Diamond Dogs vie for recognition

Before this season, his second as baseball coach at Georgia, Ron Polk was lamenting his team's lack of radio coverage.

Given the presence of pro sports in nearby Atlanta, the Diamond Dogs are little more than an afterthought. On a good day, the AM radio station that broadcasts Georgia's games carries six or seven miles.

"Maybe they're just waiting until we win," Polk said in mid-February.

It might be time to give Polk's team more air time, because it appears the Diamond Dogs are on the verge of reaching the big time in the Southeastern Conference and abroad.

"When you mention Georgia baseball, it just doesn't have that ring to it," said Polk, whose team carries a seven-game winning streak and a 33-15 record into this weekend's three-game series with visiting Vanderbilt. "That's what we're trying to do, get them some recognition before I leave here."

For the first time in a long time, the No. 19 Diamond Dogs are recognized as something other than SEC patsies. Georgia is 15-9 in the conference and owns a two-game lead in the East Division, and one more win by the Diamond Dogs or a loss by Alabama will wrap up a spot in the SEC Tournament, which will be held May 16-20 in Hoover, Ala.

Success has come quickly for Polk, who became the winningest baseball coach in SEC history during a 21-year career at Mississippi State. The former Georgia Southern coach ended a two-year retirement before going to Georgia, and he wasn't exactly enamored with what he saw when he arrived in the summer of 1999.

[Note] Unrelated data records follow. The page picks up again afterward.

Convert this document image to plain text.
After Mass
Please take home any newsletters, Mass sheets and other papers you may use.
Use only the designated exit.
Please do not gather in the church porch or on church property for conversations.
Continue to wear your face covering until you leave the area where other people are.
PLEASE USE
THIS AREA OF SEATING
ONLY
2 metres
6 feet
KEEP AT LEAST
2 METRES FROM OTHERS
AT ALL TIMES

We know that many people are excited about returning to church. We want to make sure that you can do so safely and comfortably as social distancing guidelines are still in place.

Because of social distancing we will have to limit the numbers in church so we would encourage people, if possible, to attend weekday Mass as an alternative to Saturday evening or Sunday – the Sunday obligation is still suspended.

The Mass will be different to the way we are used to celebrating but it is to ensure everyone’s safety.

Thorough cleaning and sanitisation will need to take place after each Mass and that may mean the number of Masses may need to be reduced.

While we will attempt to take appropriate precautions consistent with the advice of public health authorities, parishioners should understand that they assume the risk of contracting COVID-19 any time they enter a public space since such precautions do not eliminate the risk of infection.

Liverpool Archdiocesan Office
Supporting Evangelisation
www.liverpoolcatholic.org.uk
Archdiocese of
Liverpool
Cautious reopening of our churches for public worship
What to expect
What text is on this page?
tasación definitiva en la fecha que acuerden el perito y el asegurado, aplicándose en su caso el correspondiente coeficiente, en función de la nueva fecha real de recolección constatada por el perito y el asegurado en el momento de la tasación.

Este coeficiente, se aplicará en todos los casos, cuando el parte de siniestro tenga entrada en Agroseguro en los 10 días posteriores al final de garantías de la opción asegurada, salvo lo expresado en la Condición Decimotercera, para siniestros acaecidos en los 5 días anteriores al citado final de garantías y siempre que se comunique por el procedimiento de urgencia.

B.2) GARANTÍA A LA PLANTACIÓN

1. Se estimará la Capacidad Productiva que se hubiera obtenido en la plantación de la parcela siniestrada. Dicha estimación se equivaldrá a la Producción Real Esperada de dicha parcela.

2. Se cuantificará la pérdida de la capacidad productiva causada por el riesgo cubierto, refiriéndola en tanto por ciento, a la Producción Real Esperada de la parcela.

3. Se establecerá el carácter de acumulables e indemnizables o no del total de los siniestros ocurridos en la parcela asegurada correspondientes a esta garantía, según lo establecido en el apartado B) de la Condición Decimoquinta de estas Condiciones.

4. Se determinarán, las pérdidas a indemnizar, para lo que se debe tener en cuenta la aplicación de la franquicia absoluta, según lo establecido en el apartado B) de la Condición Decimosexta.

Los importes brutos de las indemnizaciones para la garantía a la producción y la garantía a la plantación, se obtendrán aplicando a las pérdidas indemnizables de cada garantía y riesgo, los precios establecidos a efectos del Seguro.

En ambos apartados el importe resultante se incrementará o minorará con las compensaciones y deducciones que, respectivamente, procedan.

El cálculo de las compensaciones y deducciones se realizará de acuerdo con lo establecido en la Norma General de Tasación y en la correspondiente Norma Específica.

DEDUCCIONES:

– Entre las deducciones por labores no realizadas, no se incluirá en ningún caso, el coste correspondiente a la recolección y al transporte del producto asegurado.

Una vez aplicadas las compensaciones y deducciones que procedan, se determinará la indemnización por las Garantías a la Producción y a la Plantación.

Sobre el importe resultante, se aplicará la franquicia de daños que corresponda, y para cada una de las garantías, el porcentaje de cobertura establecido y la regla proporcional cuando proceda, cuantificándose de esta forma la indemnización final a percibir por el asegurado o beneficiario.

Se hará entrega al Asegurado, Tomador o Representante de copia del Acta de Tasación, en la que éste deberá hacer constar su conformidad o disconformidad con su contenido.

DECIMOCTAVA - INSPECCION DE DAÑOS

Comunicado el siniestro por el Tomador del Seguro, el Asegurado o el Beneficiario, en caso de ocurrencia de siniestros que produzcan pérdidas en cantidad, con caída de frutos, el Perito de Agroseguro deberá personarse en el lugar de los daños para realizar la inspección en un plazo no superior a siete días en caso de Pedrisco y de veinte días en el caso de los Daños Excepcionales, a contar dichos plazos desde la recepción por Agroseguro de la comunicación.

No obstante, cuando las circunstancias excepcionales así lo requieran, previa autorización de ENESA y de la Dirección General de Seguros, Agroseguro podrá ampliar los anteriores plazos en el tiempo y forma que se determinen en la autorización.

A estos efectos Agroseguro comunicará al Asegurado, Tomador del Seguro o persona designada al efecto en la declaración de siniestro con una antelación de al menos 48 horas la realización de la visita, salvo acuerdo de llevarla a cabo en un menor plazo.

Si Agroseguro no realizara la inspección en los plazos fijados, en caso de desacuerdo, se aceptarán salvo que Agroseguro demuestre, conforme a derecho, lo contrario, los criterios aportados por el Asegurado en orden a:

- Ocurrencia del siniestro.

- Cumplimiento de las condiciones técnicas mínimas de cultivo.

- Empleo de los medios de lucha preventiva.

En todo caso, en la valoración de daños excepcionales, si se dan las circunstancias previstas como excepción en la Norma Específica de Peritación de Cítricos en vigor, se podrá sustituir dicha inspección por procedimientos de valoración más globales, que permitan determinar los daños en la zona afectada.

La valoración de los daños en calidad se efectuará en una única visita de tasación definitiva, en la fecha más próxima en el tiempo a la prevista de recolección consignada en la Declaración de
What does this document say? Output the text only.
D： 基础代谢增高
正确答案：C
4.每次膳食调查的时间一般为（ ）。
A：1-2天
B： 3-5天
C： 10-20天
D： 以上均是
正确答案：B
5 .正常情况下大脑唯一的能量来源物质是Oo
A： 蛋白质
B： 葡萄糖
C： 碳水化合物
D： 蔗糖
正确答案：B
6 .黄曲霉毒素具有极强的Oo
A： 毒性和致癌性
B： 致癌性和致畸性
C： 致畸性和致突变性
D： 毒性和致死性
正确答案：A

The Diamond Dogs' best record the previous seven years was 30-29 in 1993, and only Vanderbilt's struggles during the period kept Georgia from taking up permanent residence in the SEC East cellar.

"I knew when I came here that Georgia was way, way down," Polk said. "Georgia baseball is not synonymous with anything at all, other than the 1990 national championship. Before that, it was not very good. And from 1991 on, it was just a disaster."

Despite a lack of pitching depth, the 57-year-old coach's team "survived" enough last year to earn its first SEC Tournament berth since 1995. Depth and experience on the mound were Polk's biggest question marks entering this season, but the Diamond Dogs hurlers have turned them into exclamation points.

Though not dominating, Polk's pitchers have come through - particularly the relievers, who own more victories than the starters. In Monday's 6-1 victory over USC Aiken in Athens, senior Andy Hussion pitched a complete-game three-hitter and struck out a career-high 10 batters.

Also Monday, junior Jeffery Carswell was named SEC Pitcher of the Week after going 2-0 with a perfect ERA in three appearances last week. In 6 2/3 innings of work from the bullpen, Carswell earned wins over No. 13 Georgia Tech and No. 14 Tennessee. The latter victory came during a crucial three-game sweep of the Volunteers in Knoxville, Tenn.

"Had we had any pitching at all last year, we would have been a contender," Polk said. "This year, we've got more pitching, and that's the reason we're having more success."

NOTE: Saturday is Senior Night for the Diamond Dogs. Former Greenbrier High standout Mark Thornhill will be honored with eight other seniors before the second game of the three-game series.